Según el recuento encargado por el Ajuntament de Barcelona, hay tantas ratas en la ciudad que nos toca a 0,13 de estos roedores per capita. Es un número considerable, si bien queda pendiente de establecer el mapa que distribuya la cuota ratil por zonas y barrios, porque seguro que -llamadme prejuicioso- es menos dueño de su cacho de rata el vecino de Pedralbes que el de Ciutat Vella.

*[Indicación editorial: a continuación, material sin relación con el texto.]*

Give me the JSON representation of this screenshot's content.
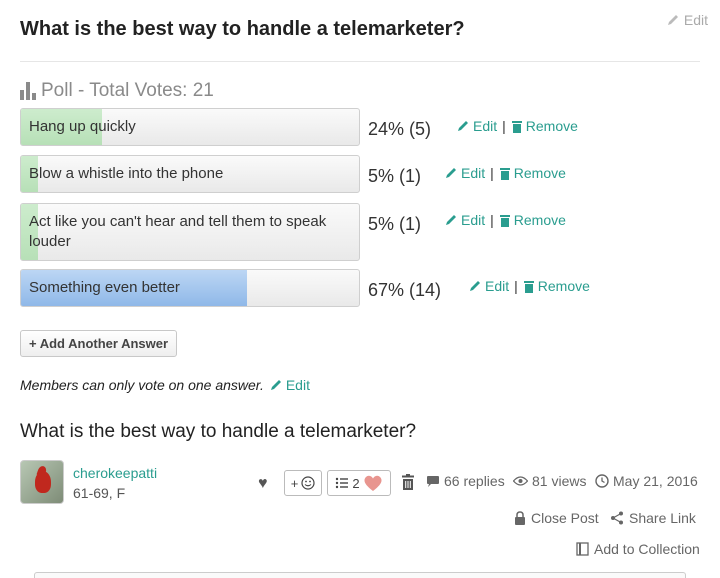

Ahora que hay tanta gente preocupada por los orígenes como reivindicación de su derecho a permanecer en según qué límites fronterizos, las ratas podrían mandarnos a unos cuantos a paseo y fundar el imperio Ratilandia, porque llevan poblando y desarrollándose en toda el área mediterránea desde hace unos cinco o seis millones de años, según Wikipedia. Sin embargo, no les hace ninguna falta, ya que, si dejamos de lado al flautista de Hamelin, no ha habido campaña humana organizada capaz de erradicarlas del entorno urbano. Que se sepa, sólo están exentos de ratas los polos terrestres, pero lo cierto es que allí también está jodido quedarse hasta para los humanos.

A mí las ratas siempre me han resultado simpáticas, seguramente por influencia de la televisión: cuando era chico me encantaban los dibujos animados de Speedy González y me caía muy simpático Jerry, empeñado en hacerle la vida más difícil al pobre gato Tom, víctima del sadismo irredento de los creadores de aquellos pasatiempos infantiles. Sin embargo, las ratas han sido, son y serán para la mayoría de la población occidental (en Oriente y en lugares de África pasan otras cosas bastante distintas) unos animales relacionados con lo sucio, lo inmundo, lo asqueroso.

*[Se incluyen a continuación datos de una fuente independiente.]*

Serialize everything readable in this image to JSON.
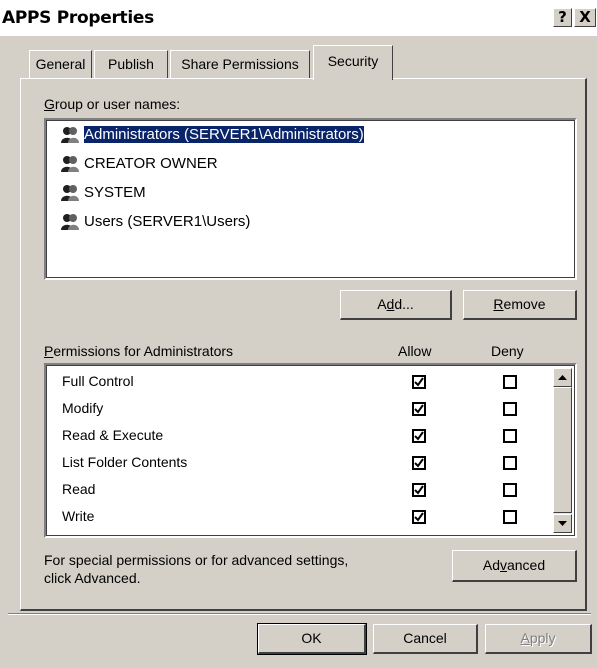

Asimismo, el término rata se usa con gran frecuencia para definir al humano avaro, sucio, ladino, taimado, de poco fiar o, en el mejor de los casos, reclusivo (como sería el caso de una rata de biblioteca). Y, sí, de estos, lamentablemente, tocan a bastante más por cabeza que de las ratas de alcantarilla. Si no fuera así, si no hubiera tanto político rata, tanto empresario rata, tanto eclesiástico rata, tanto banquero rata, tanto policía rata, en resumen, tanta rata humana suelta alimentándose de las vísceras de otros humanos, de su sangre y de su sudor, todo podría resultar bastante más llevadero en este tránsito entre el parto y la lápida.

A mí, qué quiere que le diga, me resulta más inquietante, nauseabundo y ominoso compartir la existencia con las ratas que, bien vestidas y con aspecto aseado, se pasan la vida en la superficie y hasta se ganan, día sí y día también, un espacio en los medios de comunicación cuando se suben a un estrado, publican sus cuentas de beneficios o son pillados por haber abusado de algún menor.